TRÊS PÊNALTIS? DE NOVO
O que o torcedor do Corinthians viu diante do Red Bull Bragantino a defesa de três pênaltis em um jogo só aconteceu em Portugal. Não foi em uma disputa valendo classificação em mata-mata, mas aconteceu diante do gigante Benfica. Diante de Di María e Arthur Cabral, duas defesas valeram e uma foi anulada por invasão. Ainda assim, o Chaves perdeu por 1 a 0.
No Corinthians, Hugo se reencontrou. Fora dos planos do Flamengo novamente, chegou por empréstimo com obrigação de compra ao término do contrato atual.
Pela fase atual, o goleiro já fez a torcida deixar para trás a preocupação após as saídas quase simultâneas de Cássio e Carlos Miguel.

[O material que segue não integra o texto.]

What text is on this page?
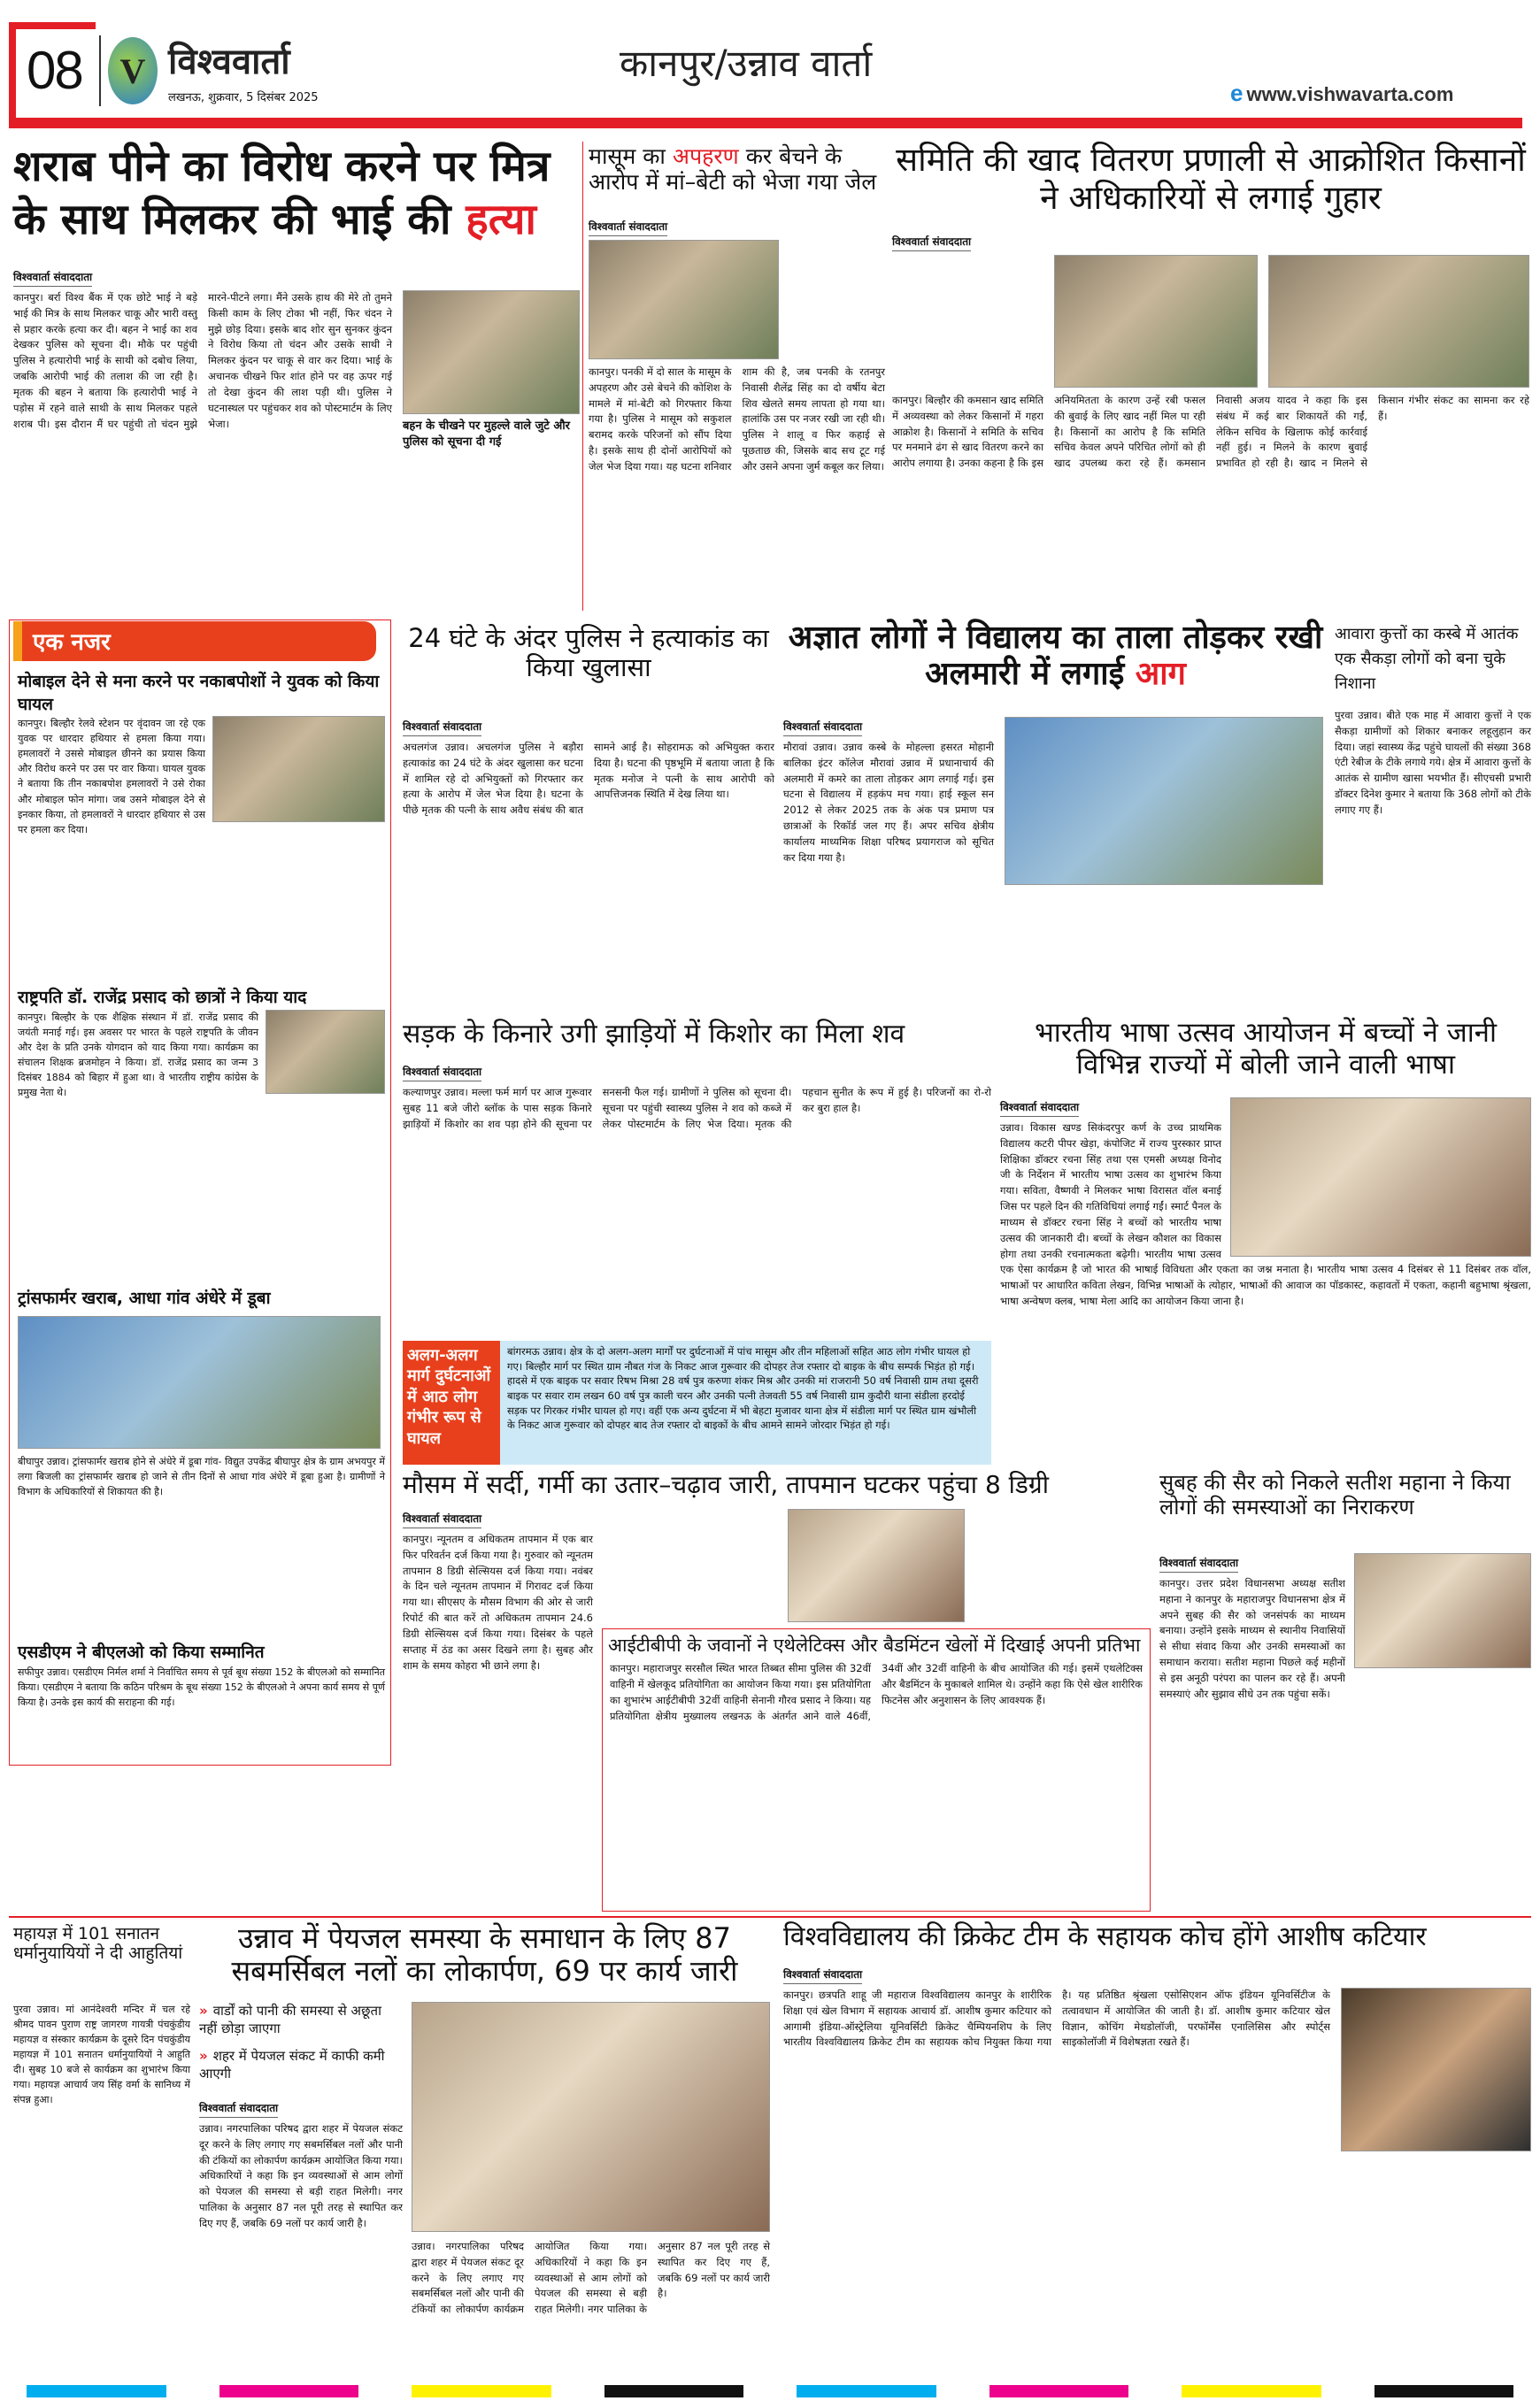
08	V विश्ववार्ता
लखनऊ, शुक्रवार, 5 दिसंबर 2025
कानपुर/उन्नाव वार्ता
e www.vishwavarta.com
शराब पीने का विरोध करने पर मित्र के साथ मिलकर की भाई की हत्या
विश्ववार्ता संवाददाता
कानपुर। बर्रा विश्व बैंक में एक छोटे भाई ने बड़े भाई की मित्र के साथ मिलकर चाकू और भारी वस्तु से प्रहार करके हत्या कर दी। बहन ने भाई का शव देखकर पुलिस को सूचना दी। मौके पर पहुंची पुलिस ने हत्यारोपी भाई के साथी को दबोच लिया, जबकि आरोपी भाई की तलाश की जा रही है। मृतक की बहन ने बताया कि हत्यारोपी भाई ने पड़ोस में रहने वाले साथी के साथ मिलकर पहले शराब पी। इस दौरान मैं घर पहुंची तो चंदन मुझे मारने-पीटने लगा। मैंने उसके हाथ की मेरे तो तुमने किसी काम के लिए टोका भी नहीं, फिर चंदन ने मुझे छोड़ दिया। इसके बाद शोर सुन सुनकर कुंदन ने विरोध किया तो चंदन और उसके साथी ने मिलकर कुंदन पर चाकू से वार कर दिया। भाई के अचानक चीखने फिर शांत होने पर वह ऊपर गई तो देखा कुंदन की लाश पड़ी थी। पुलिस ने घटनास्थल पर पहुंचकर शव को पोस्टमार्टम के लिए भेजा।	बहन के चीखने पर मुहल्ले वाले जुटे और पुलिस को सूचना दी गई
मासूम का अपहरण कर बेचने के आरोप में मां–बेटी को भेजा गया जेल
विश्ववार्ता संवाददाता
कानपुर। पनकी में दो साल के मासूम के अपहरण और उसे बेचने की कोशिश के मामले में मां-बेटी को गिरफ्तार किया गया है। पुलिस ने मासूम को सकुशल बरामद करके परिजनों को सौंप दिया है। इसके साथ ही दोनों आरोपियों को जेल भेज दिया गया। यह घटना शनिवार शाम की है, जब पनकी के रतनपुर निवासी शैलेंद्र सिंह का दो वर्षीय बेटा शिव खेलते समय लापता हो गया था। हालांकि उस पर नजर रखी जा रही थी। पुलिस ने शालू व फिर कहाई से पूछताछ की, जिसके बाद सच टूट गई और उसने अपना जुर्म कबूल कर लिया।
समिति की खाद वितरण प्रणाली से आक्रोशित किसानों ने अधिकारियों से लगाई गुहार
विश्ववार्ता संवाददाता
कानपुर। बिल्हौर की कमसान खाद समिति में अव्यवस्था को लेकर किसानों में गहरा आक्रोश है। किसानों ने समिति के सचिव पर मनमाने ढंग से खाद वितरण करने का आरोप लगाया है। उनका कहना है कि इस अनियमितता के कारण उन्हें रबी फसल की बुवाई के लिए खाद नहीं मिल पा रही है। किसानों का आरोप है कि समिति सचिव केवल अपने परिचित लोगों को ही खाद उपलब्ध करा रहे हैं। कमसान निवासी अजय यादव ने कहा कि इस संबंध में कई बार शिकायतें की गईं, लेकिन सचिव के खिलाफ कोई कार्रवाई नहीं हुई। न मिलने के कारण बुवाई प्रभावित हो रही है। खाद न मिलने से किसान गंभीर संकट का सामना कर रहे हैं।
एक नजर
मोबाइल देने से मना करने पर नकाबपोशों ने युवक को किया घायल
कानपुर। बिल्हौर रेलवे स्टेशन पर वृंदावन जा रहे एक युवक पर धारदार हथियार से हमला किया गया। हमलावरों ने उससे मोबाइल छीनने का प्रयास किया और विरोध करने पर उस पर वार किया। घायल युवक ने बताया कि तीन नकाबपोश हमलावरों ने उसे रोका और मोबाइल फोन मांगा। जब उसने मोबाइल देने से इनकार किया, तो हमलावरों ने धारदार हथियार से उस पर हमला कर दिया।
राष्ट्रपति डॉ. राजेंद्र प्रसाद को छात्रों ने किया याद
कानपुर। बिल्हौर के एक शैक्षिक संस्थान में डॉ. राजेंद्र प्रसाद की जयंती मनाई गई। इस अवसर पर भारत के पहले राष्ट्रपति के जीवन और देश के प्रति उनके योगदान को याद किया गया। कार्यक्रम का संचालन शिक्षक ब्रजमोहन ने किया। डॉ. राजेंद्र प्रसाद का जन्म 3 दिसंबर 1884 को बिहार में हुआ था। वे भारतीय राष्ट्रीय कांग्रेस के प्रमुख नेता थे।
ट्रांसफार्मर खराब, आधा गांव अंधेरे में डूबा
बीघापुर उन्नाव। ट्रांसफार्मर खराब होने से अंधेरे में डूबा गांव- विद्युत उपकेंद्र बीघापुर क्षेत्र के ग्राम अभयपुर में लगा बिजली का ट्रांसफार्मर खराब हो जाने से तीन दिनों से आधा गांव अंधेरे में डूबा हुआ है। ग्रामीणों ने विभाग के अधिकारियों से शिकायत की है।
एसडीएम ने बीएलओ को किया सम्मानित
सफीपुर उन्नाव। एसडीएम निर्मल शर्मा ने निर्वाचित समय से पूर्व बूथ संख्या 152 के बीएलओ को सम्मानित किया। एसडीएम ने बताया कि कठिन परिश्रम के बूथ संख्या 152 के बीएलओ ने अपना कार्य समय से पूर्ण किया है। उनके इस कार्य की सराहना की गई।
24 घंटे के अंदर पुलिस ने हत्याकांड का किया खुलासा
विश्ववार्ता संवाददाता
अचलगंज उन्नाव। अचलगंज पुलिस ने बड़ौरा हत्याकांड का 24 घंटे के अंदर खुलासा कर घटना में शामिल रहे दो अभियुक्तों को गिरफ्तार कर हत्या के आरोप में जेल भेज दिया है। घटना के पीछे मृतक की पत्नी के साथ अवैध संबंध की बात सामने आई है। सोहरामऊ को अभियुक्त करार दिया है। घटना की पृष्ठभूमि में बताया जाता है कि मृतक मनोज ने पत्नी के साथ आरोपी को आपत्तिजनक स्थिति में देख लिया था।
अज्ञात लोगों ने विद्यालय का ताला तोड़कर रखी अलमारी में लगाई आग
विश्ववार्ता संवाददाता
मौरावां उन्नाव। उन्नाव कस्बे के मोहल्ला हसरत मोहानी बालिका इंटर कॉलेज मौरावां उन्नाव में प्रधानाचार्य की अलमारी में कमरे का ताला तोड़कर आग लगाई गई। इस घटना से विद्यालय में हड़कंप मच गया। हाई स्कूल सन 2012 से लेकर 2025 तक के अंक पत्र प्रमाण पत्र छात्राओं के रिकॉर्ड जल गए हैं। अपर सचिव क्षेत्रीय कार्यालय माध्यमिक शिक्षा परिषद प्रयागराज को सूचित कर दिया गया है।
आवारा कुत्तों का कस्बे में आतंक एक सैकड़ा लोगों को बना चुके निशाना
पुरवा उन्नाव। बीते एक माह में आवारा कुत्तों ने एक सैकड़ा ग्रामीणों को शिकार बनाकर लहूलुहान कर दिया। जहां स्वास्थ्य केंद्र पहुंचे घायलों की संख्या 368 एंटी रेबीज के टीके लगाये गये। क्षेत्र में आवारा कुत्तों के आतंक से ग्रामीण खासा भयभीत हैं। सीएचसी प्रभारी डॉक्टर दिनेश कुमार ने बताया कि 368 लोगों को टीके लगाए गए हैं।
सड़क के किनारे उगी झाड़ियों में किशोर का मिला शव
विश्ववार्ता संवाददाता
कल्याणपुर उन्नाव। मल्ला फर्म मार्ग पर आज गुरूवार सुबह 11 बजे जीरो ब्लॉक के पास सड़क किनारे झाड़ियों में किशोर का शव पड़ा होने की सूचना पर सनसनी फैल गई। ग्रामीणों ने पुलिस को सूचना दी। सूचना पर पहुंची स्वास्थ्य पुलिस ने शव को कब्जे में लेकर पोस्टमार्टम के लिए भेज दिया। मृतक की पहचान सुनीत के रूप में हुई है। परिजनों का रो-रो कर बुरा हाल है।
अलग-अलग मार्ग दुर्घटनाओं में आठ लोग गंभीर रूप से घायल
बांगरमऊ उन्नाव। क्षेत्र के दो अलग-अलग मार्गों पर दुर्घटनाओं में पांच मासूम और तीन महिलाओं सहित आठ लोग गंभीर घायल हो गए। बिल्हौर मार्ग पर स्थित ग्राम नौबत गंज के निकट आज गुरूवार की दोपहर तेज रफ्तार दो बाइक के बीच सम्पर्क भिड़ंत हो गई। हादसे में एक बाइक पर सवार रिषभ मिश्रा 28 वर्ष पुत्र करुणा शंकर मिश्र और उनकी मां राजरानी 50 वर्ष निवासी ग्राम तथा दूसरी बाइक पर सवार राम लखन 60 वर्ष पुत्र काली चरन और उनकी पत्नी तेजवती 55 वर्ष निवासी ग्राम कुदौरी थाना संडीला हरदोई सड़क पर गिरकर गंभीर घायल हो गए। वहीं एक अन्य दुर्घटना में भी बेहटा मुजावर थाना क्षेत्र में संडीला मार्ग पर स्थित ग्राम खंभौली के निकट आज गुरूवार को दोपहर बाद तेज रफ्तार दो बाइकों के बीच आमने सामने जोरदार भिड़ंत हो गई।
भारतीय भाषा उत्सव आयोजन में बच्चों ने जानी विभिन्न राज्यों में बोली जाने वाली भाषा
विश्ववार्ता संवाददाता
उन्नाव। विकास खण्ड सिकंदरपुर कर्ण के उच्च प्राथमिक विद्यालय कटरी पीपर खेड़ा, कंपोजिट में राज्य पुरस्कार प्राप्त शिक्षिका डॉक्टर रचना सिंह तथा एस एमसी अध्यक्ष विनोद जी के निर्देशन में भारतीय भाषा उत्सव का शुभारंभ किया गया। सविता, वैष्णवी ने मिलकर भाषा विरासत वॉल बनाई जिस पर पहले दिन की गतिविधियां लगाई गईं। स्मार्ट पैनल के माध्यम से डॉक्टर रचना सिंह ने बच्चों को भारतीय भाषा उत्सव की जानकारी दी। बच्चों के लेखन कौशल का विकास होगा तथा उनकी रचनात्मकता बढ़ेगी। भारतीय भाषा उत्सव एक ऐसा कार्यक्रम है जो भारत की भाषाई विविधता और एकता का जश्न मनाता है। भारतीय भाषा उत्सव 4 दिसंबर से 11 दिसंबर तक वॉल, भाषाओं पर आधारित कविता लेखन, विभिन्न भाषाओं के त्योहार, भाषाओं की आवाज का पॉडकास्ट, कहावतों में एकता, कहानी बहुभाषा श्रृंखला, भाषा अन्वेषण क्लब, भाषा मेला आदि का आयोजन किया जाना है।
मौसम में सर्दी, गर्मी का उतार–चढ़ाव जारी, तापमान घटकर पहुंचा 8 डिग्री
विश्ववार्ता संवाददाता
कानपुर। न्यूनतम व अधिकतम तापमान में एक बार फिर परिवर्तन दर्ज किया गया है। गुरुवार को न्यूनतम तापमान 8 डिग्री सेल्सियस दर्ज किया गया। नवंबर के दिन चले न्यूनतम तापमान में गिरावट दर्ज किया गया था। सीएसए के मौसम विभाग की ओर से जारी रिपोर्ट की बात करें तो अधिकतम तापमान 24.6 डिग्री सेल्सियस दर्ज किया गया। दिसंबर के पहले सप्ताह में ठंड का असर दिखने लगा है। सुबह और शाम के समय कोहरा भी छाने लगा है।
आईटीबीपी के जवानों ने एथेलेटिक्स और बैडमिंटन खेलों में दिखाई अपनी प्रतिभा
कानपुर। महाराजपुर सरसौल स्थित भारत तिब्बत सीमा पुलिस की 32वीं वाहिनी में खेलकूद प्रतियोगिता का आयोजन किया गया। इस प्रतियोगिता का शुभारंभ आईटीबीपी 32वीं वाहिनी सेनानी गौरव प्रसाद ने किया। यह प्रतियोगिता क्षेत्रीय मुख्यालय लखनऊ के अंतर्गत आने वाले 46वीं, 34वीं और 32वीं वाहिनी के बीच आयोजित की गई। इसमें एथलेटिक्स और बैडमिंटन के मुकाबले शामिल थे। उन्होंने कहा कि ऐसे खेल शारीरिक फिटनेस और अनुशासन के लिए आवश्यक हैं।
सुबह की सैर को निकले सतीश महाना ने किया लोगों की समस्याओं का निराकरण
विश्ववार्ता संवाददाता
कानपुर। उत्तर प्रदेश विधानसभा अध्यक्ष सतीश महाना ने कानपुर के महाराजपुर विधानसभा क्षेत्र में अपने सुबह की सैर को जनसंपर्क का माध्यम बनाया। उन्होंने इसके माध्यम से स्थानीय निवासियों से सीधा संवाद किया और उनकी समस्याओं का समाधान कराया। सतीश महाना पिछले कई महीनों से इस अनूठी परंपरा का पालन कर रहे हैं। अपनी समस्याएं और सुझाव सीधे उन तक पहुंचा सकें।
महायज्ञ में 101 सनातन धर्मानुयायियों ने दी आहुतियां
पुरवा उन्नाव। मां आनंदेश्वरी मन्दिर में चल रहे श्रीमद पावन पुराण राष्ट्र जागरण गायत्री पंचकुंडीय महायज्ञ व संस्कार कार्यक्रम के दूसरे दिन पंचकुंडीय महायज्ञ में 101 सनातन धर्मानुयायियों ने आहुति दी। सुबह 10 बजे से कार्यक्रम का शुभारंभ किया गया। महायज्ञ आचार्य जय सिंह वर्मा के सानिध्य में संपन्न हुआ।
उन्नाव में पेयजल समस्या के समाधान के लिए 87 सबमर्सिबल नलों का लोकार्पण, 69 पर कार्य जारी
» वार्डों को पानी की समस्या से अछूता नहीं छोड़ा जाएगा
» शहर में पेयजल संकट में काफी कमी आएगी
विश्ववार्ता संवाददाता
उन्नाव। नगरपालिका परिषद द्वारा शहर में पेयजल संकट दूर करने के लिए लगाए गए सबमर्सिबल नलों और पानी की टंकियों का लोकार्पण कार्यक्रम आयोजित किया गया। अधिकारियों ने कहा कि इन व्यवस्थाओं से आम लोगों को पेयजल की समस्या से बड़ी राहत मिलेगी। नगर पालिका के अनुसार 87 नल पूरी तरह से स्थापित कर दिए गए हैं, जबकि 69 नलों पर कार्य जारी है।
उन्नाव। नगरपालिका परिषद द्वारा शहर में पेयजल संकट दूर करने के लिए लगाए गए सबमर्सिबल नलों और पानी की टंकियों का लोकार्पण कार्यक्रम आयोजित किया गया। अधिकारियों ने कहा कि इन व्यवस्थाओं से आम लोगों को पेयजल की समस्या से बड़ी राहत मिलेगी। नगर पालिका के अनुसार 87 नल पूरी तरह से स्थापित कर दिए गए हैं, जबकि 69 नलों पर कार्य जारी है।
विश्वविद्यालय की क्रिकेट टीम के सहायक कोच होंगे आशीष कटियार
विश्ववार्ता संवाददाता
कानपुर। छत्रपति शाहू जी महाराज विश्वविद्यालय कानपुर के शारीरिक शिक्षा एवं खेल विभाग में सहायक आचार्य डॉ. आशीष कुमार कटियार को आगामी इंडिया-ऑस्ट्रेलिया यूनिवर्सिटी क्रिकेट चैम्पियनशिप के लिए भारतीय विश्वविद्यालय क्रिकेट टीम का सहायक कोच नियुक्त किया गया है। यह प्रतिष्ठित श्रृंखला एसोसिएशन ऑफ इंडियन यूनिवर्सिटीज के तत्वावधान में आयोजित की जाती है। डॉ. आशीष कुमार कटियार खेल विज्ञान, कोचिंग मेथडोलॉजी, परफॉर्मेंस एनालिसिस और स्पोर्ट्स साइकोलॉजी में विशेषज्ञता रखते हैं।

“Ele treinou muito mais. Ele treinou de forma mais inteligente. Ele descansou muito mais. Ele criou consciência automaticamente, mudou a forma que ele usava o dinheiro, a forma que ele se comunicava, a forma como ele se enxergava, a forma como ele liderava. Ele ganhou conhecimentos que fizeram com que ele entendesse a importância do descanso, a importância de detalhes. Se o Hugo não trabalhasse, não estivesse focado, concentrado, disciplinado, se ele não fosse humilde, ele não estaria aqui”, completa o mentor.
O efeito estará à prova mais uma vez, diante do próprio Flamengo. O Corinthians, inclusive, pagou R$ 500 mil para contar com o jogador em campo durante o empréstimo.
O CEO de atletas tem um cliente mais recente no Corinthians: Talles Magno.